Elbridge Colby

How America can defend Taiwan

[Getty Images]

How would America respond if China attacked Taiwan? The pressure to defend the island would be compelling, if not overwhelming. Washington nominally maintains a ‘strategic ambiguity’ towards the defence of Taiwan, but the two countries are linked in many ways and the Biden administration recently reiterated its ‘rock solid’ commitment to the island.

Beijing clearly wants to subordinate self-governing Taiwan. American credibility, meanwhile, is connected to its protection. The island is also militarily significant.
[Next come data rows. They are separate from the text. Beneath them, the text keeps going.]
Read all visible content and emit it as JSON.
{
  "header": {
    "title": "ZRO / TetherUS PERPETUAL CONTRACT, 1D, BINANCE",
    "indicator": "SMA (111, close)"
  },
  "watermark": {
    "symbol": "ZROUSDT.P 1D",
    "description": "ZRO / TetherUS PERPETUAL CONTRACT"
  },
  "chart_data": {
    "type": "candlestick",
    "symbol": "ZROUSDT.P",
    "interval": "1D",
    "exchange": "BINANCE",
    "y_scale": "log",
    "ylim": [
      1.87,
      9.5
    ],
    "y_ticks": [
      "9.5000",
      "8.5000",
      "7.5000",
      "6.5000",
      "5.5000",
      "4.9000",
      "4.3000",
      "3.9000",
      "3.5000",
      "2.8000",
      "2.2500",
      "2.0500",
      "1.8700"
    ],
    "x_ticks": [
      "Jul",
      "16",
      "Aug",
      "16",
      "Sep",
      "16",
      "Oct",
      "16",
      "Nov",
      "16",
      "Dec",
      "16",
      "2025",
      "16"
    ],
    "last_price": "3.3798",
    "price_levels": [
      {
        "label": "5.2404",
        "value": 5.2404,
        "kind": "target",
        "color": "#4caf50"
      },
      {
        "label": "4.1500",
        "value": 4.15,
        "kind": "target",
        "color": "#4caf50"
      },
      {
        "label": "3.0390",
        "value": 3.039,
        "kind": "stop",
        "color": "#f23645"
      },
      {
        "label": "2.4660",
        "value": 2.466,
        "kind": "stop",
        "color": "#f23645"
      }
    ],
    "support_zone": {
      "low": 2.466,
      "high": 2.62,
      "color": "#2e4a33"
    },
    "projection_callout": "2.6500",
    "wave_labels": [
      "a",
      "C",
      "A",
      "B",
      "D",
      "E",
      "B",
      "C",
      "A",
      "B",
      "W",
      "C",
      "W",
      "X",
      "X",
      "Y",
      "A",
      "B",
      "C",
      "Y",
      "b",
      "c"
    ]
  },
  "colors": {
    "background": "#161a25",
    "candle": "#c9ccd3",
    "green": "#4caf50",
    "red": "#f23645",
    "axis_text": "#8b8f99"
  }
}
Its fall would seriously undermine the defence of Japan, South Korea and the Philippines, and open up the central Pacific to the Chinese military.

We have left the post-Cold War world and are now fully immersed in an era of new great-power rivalry

Beijing knows heavy sanctions and harassment are unlikely to force Taiwan to give up its freedom. A quick and decisive air and sea invasion would, though. And while China has spent the past 25 years allocating resources to getting ready to take the island, the US has unwisely focused on other things. Taiwan and Japan have also neglected their defences. As a result, in the event of an invasion, coming to the island’s aid would be extremely difficult. But it is still feasible.

In defending Taiwan, Washington’s goal would not be to comprehensively defeat China, but rather to defeat the invasion — to deny China its goal of subordination. America, Taiwan and any other partners willing to enter the fray would need to concentrate on stopping the invasion, putting every available hindrance in the way of China’s armada and aircraft. Think sea mines and anti-ship and anti-air missiles launched from various platforms on land, at sea and in the air. The defenders would also need to eliminate or eject any Chinese forces that managed to land.